DVDs and perfume are an unlikely combination for a retail space but that’s what one shop in CKM has for sale. Another counter sold cotton candy machines and chocolate fountains, with photos of a middle-aged blonde happily presiding over free-flow chocolate from a fountain presumably purchased from this spot. An Indian grocery sells fruit and vegetables from cartons on the floor outside the shop, which don’t look as fresh as they probably were a week ago. A little boy rested one foot on top of a pile of potatoes as his father chatted at length with the shopkeeper; fortunately they’ll be cooked at high heat or peeled before someone eats them.

Clothing designed for infant ballerinas, all pink and tulle, wait to identify babies as undeniably female with a shrine to Bob Marley and Tupac, their faces emblazoned on tank tops and tee shirts, next door. African fabric is everywhere, in prints that are visual celebrations--if not orgies-- sold in bolts that would upholster an entire living room set.

I have found one Chinese food stall and one Chinese souvenir counter in Chungking Mansions—and no Christmas trees or canned carols. For the lack of Christmas commercialism alone, I would love this place.

Yesterday a jackhammer tore through the air and through the old tiles outside the apartment across from the Holiday Guest House. This morning the new tile lay clean and glistening and firmly in place, while a worker waited for the elevator with chunks of the old floor. Project completed, peace restored and I not for the first time have respect for a country without OSHA. Without regulation, people have jobs and the jobs get done. Fast. It’s no accident that it was Chinese men who made it possible for the US to have a railroad.

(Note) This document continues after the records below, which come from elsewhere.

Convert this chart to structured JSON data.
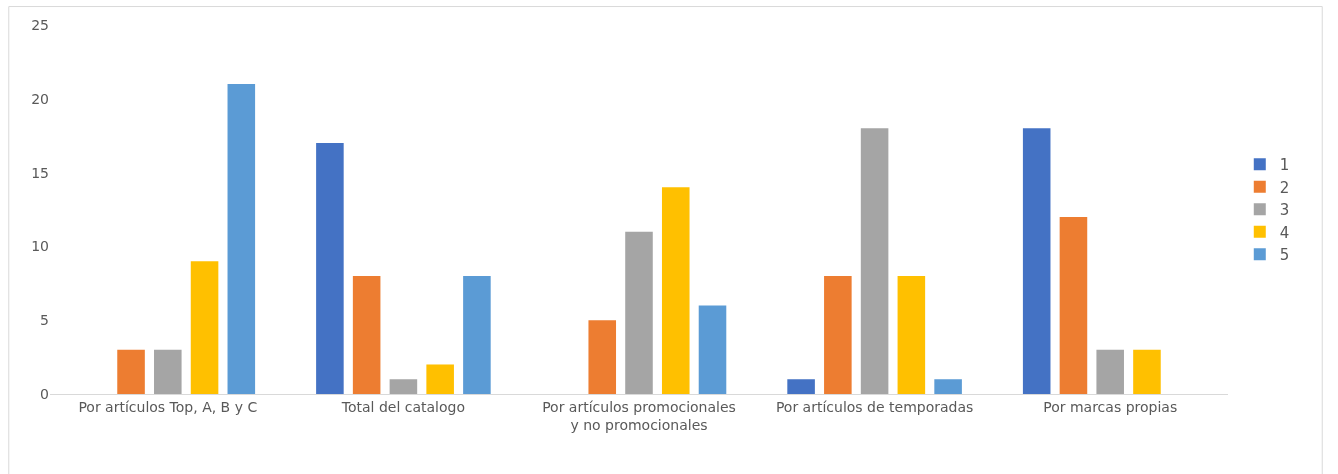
{
  "chart_data": {
    "type": "bar",
    "categories": [
      "Por artículos Top, A, B y C",
      "Total del catalogo",
      "Por artículos promocionales y no promocionales",
      "Por artículos de temporadas",
      "Por marcas propias"
    ],
    "series": [
      {
        "name": "1",
        "color": "#4472c4",
        "values": [
          0,
          17,
          0,
          1,
          18
        ]
      },
      {
        "name": "2",
        "color": "#ed7d31",
        "values": [
          3,
          8,
          5,
          8,
          12
        ]
      },
      {
        "name": "3",
        "color": "#a5a5a5",
        "values": [
          3,
          1,
          11,
          18,
          3
        ]
      },
      {
        "name": "4",
        "color": "#ffc000",
        "values": [
          9,
          2,
          14,
          8,
          3
        ]
      },
      {
        "name": "5",
        "color": "#5b9bd5",
        "values": [
          21,
          8,
          6,
          1,
          0
        ]
      }
    ],
    "ylim": [
      0,
      25
    ],
    "yticks": [
      0,
      5,
      10,
      15,
      20,
      25
    ],
    "legend": "right"
  }
}
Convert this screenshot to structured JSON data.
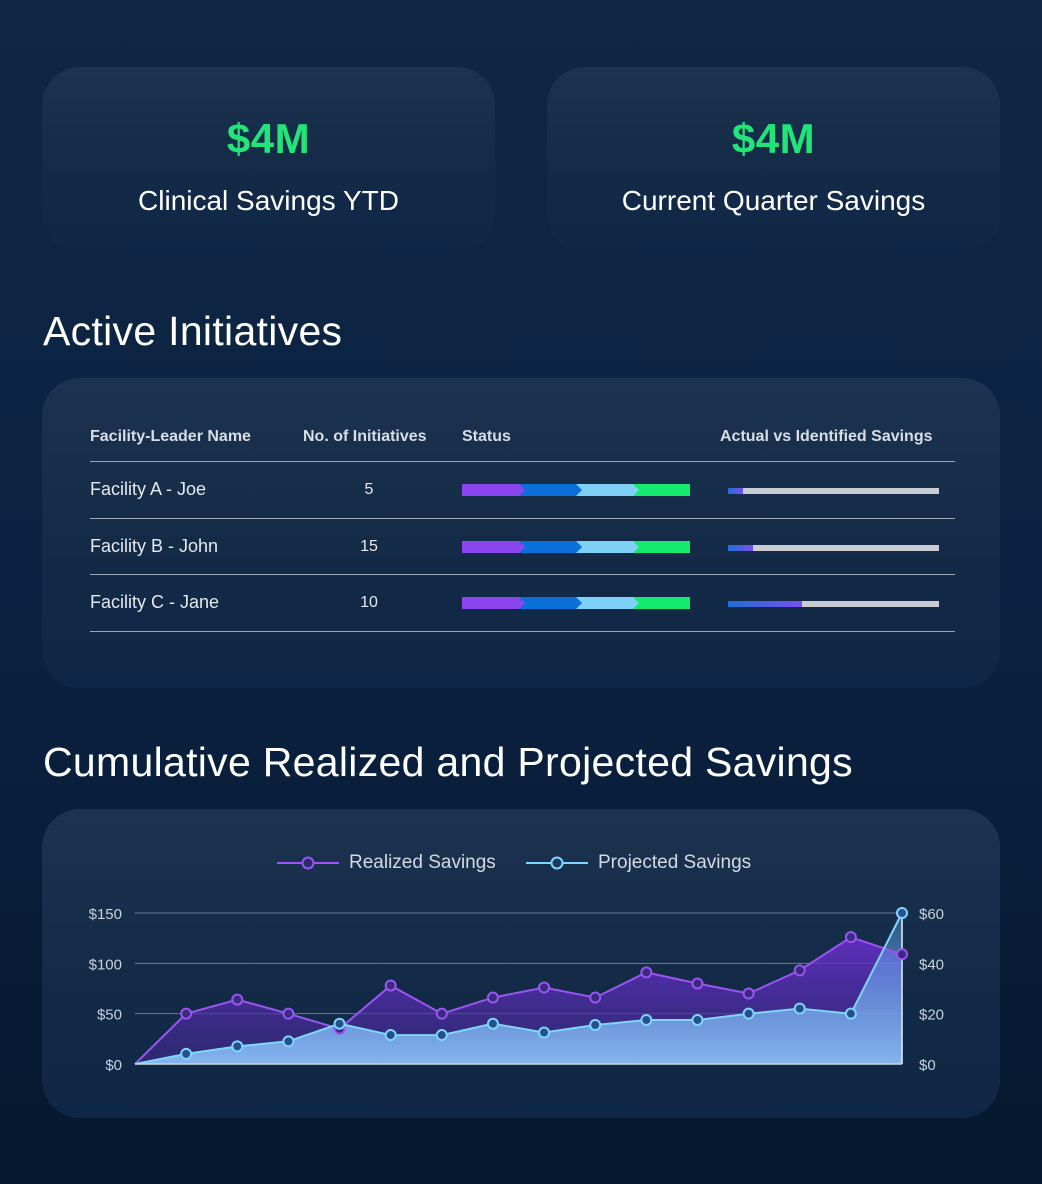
{
  "kpis": [
    {
      "value": "$4M",
      "label": "Clinical Savings YTD"
    },
    {
      "value": "$4M",
      "label": "Current Quarter Savings"
    }
  ],
  "initiatives": {
    "title": "Active Initiatives",
    "columns": [
      "Facility-Leader Name",
      "No. of Initiatives",
      "Status",
      "Actual vs Identified Savings"
    ],
    "status_colors": [
      "#8b45f0",
      "#0a6fd8",
      "#7fd0f7",
      "#13ea6e"
    ],
    "rows": [
      {
        "name": "Facility A - Joe",
        "count": "5",
        "savings_fraction": 0.07
      },
      {
        "name": "Facility B - John",
        "count": "15",
        "savings_fraction": 0.12
      },
      {
        "name": "Facility C - Jane",
        "count": "10",
        "savings_fraction": 0.35
      }
    ]
  },
  "savings_chart": {
    "title": "Cumulative Realized and Projected Savings"
  },
  "chart_data": {
    "type": "area",
    "x": [
      0,
      1,
      2,
      3,
      4,
      5,
      6,
      7,
      8,
      9,
      10,
      11,
      12,
      13,
      14,
      15
    ],
    "series": [
      {
        "name": "Realized Savings",
        "axis": "left",
        "color": "#9a55f2",
        "values": [
          0,
          50,
          64,
          50,
          35,
          78,
          50,
          66,
          76,
          66,
          91,
          80,
          70,
          93,
          126,
          109
        ]
      },
      {
        "name": "Projected Savings",
        "axis": "right",
        "color": "#7fd6ff",
        "values": [
          0,
          4,
          7,
          9,
          16,
          11.5,
          11.5,
          16,
          12.5,
          15.5,
          17.5,
          17.5,
          20,
          22,
          20,
          60
        ]
      }
    ],
    "y_left": {
      "ticks": [
        "$0",
        "$50",
        "$100",
        "$150"
      ],
      "range": [
        0,
        150
      ]
    },
    "y_right": {
      "ticks": [
        "$0",
        "$20",
        "$40",
        "$60"
      ],
      "range": [
        0,
        60
      ]
    },
    "grid": true,
    "legend": "top-center"
  }
}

There is a community in this five-building monolith. “You were here before, this is your second time,” a man at a Pakistani foodstall remarked last night. And yes I had, once in April, and was astounded that he remembered. Chungking Mansions is no place to behave badly; memories are long and time holds no statute of limitations. I wander about this small town, watching and eating and looking, realizing that now on my third visit, I am no longer a stranger.

2 comments:

arun said...

I hope with the beauty and coolness of the large trees,clean air, the amazing park near telok bahang, the surf and ocean breezes of B F. wonderful Lhaksa ,Char mee, starfruit juice,roti canai (chanai) and a myriad of other simple penang pleasures, that the crisis will be soothed or pass. Or maybe you have already returned to thailand. Hope your spider bite has healed.

janet brown said...

I'm looking forward to my 36 hours in Penang on my way back to BKK in early January. Your list of lovely things are indeed ones that I have enjoyed, especially the trees and the wind--also rojak and nutmeg juice and colors, all of which I have described in earlier posts. Here's a list of places that I loved in Georgetown http://tonedeafinthailand.blogspot.com/2010/12/thank-you-note-to-georgetown-its-been.html

I'm also looking forward to the things I took for granted in Bkk http://tonedeafinthailand.blogspot.com/2010/12/homeward-bound.html

Again thank you for reading and commenting on what serves as my writer's notebook!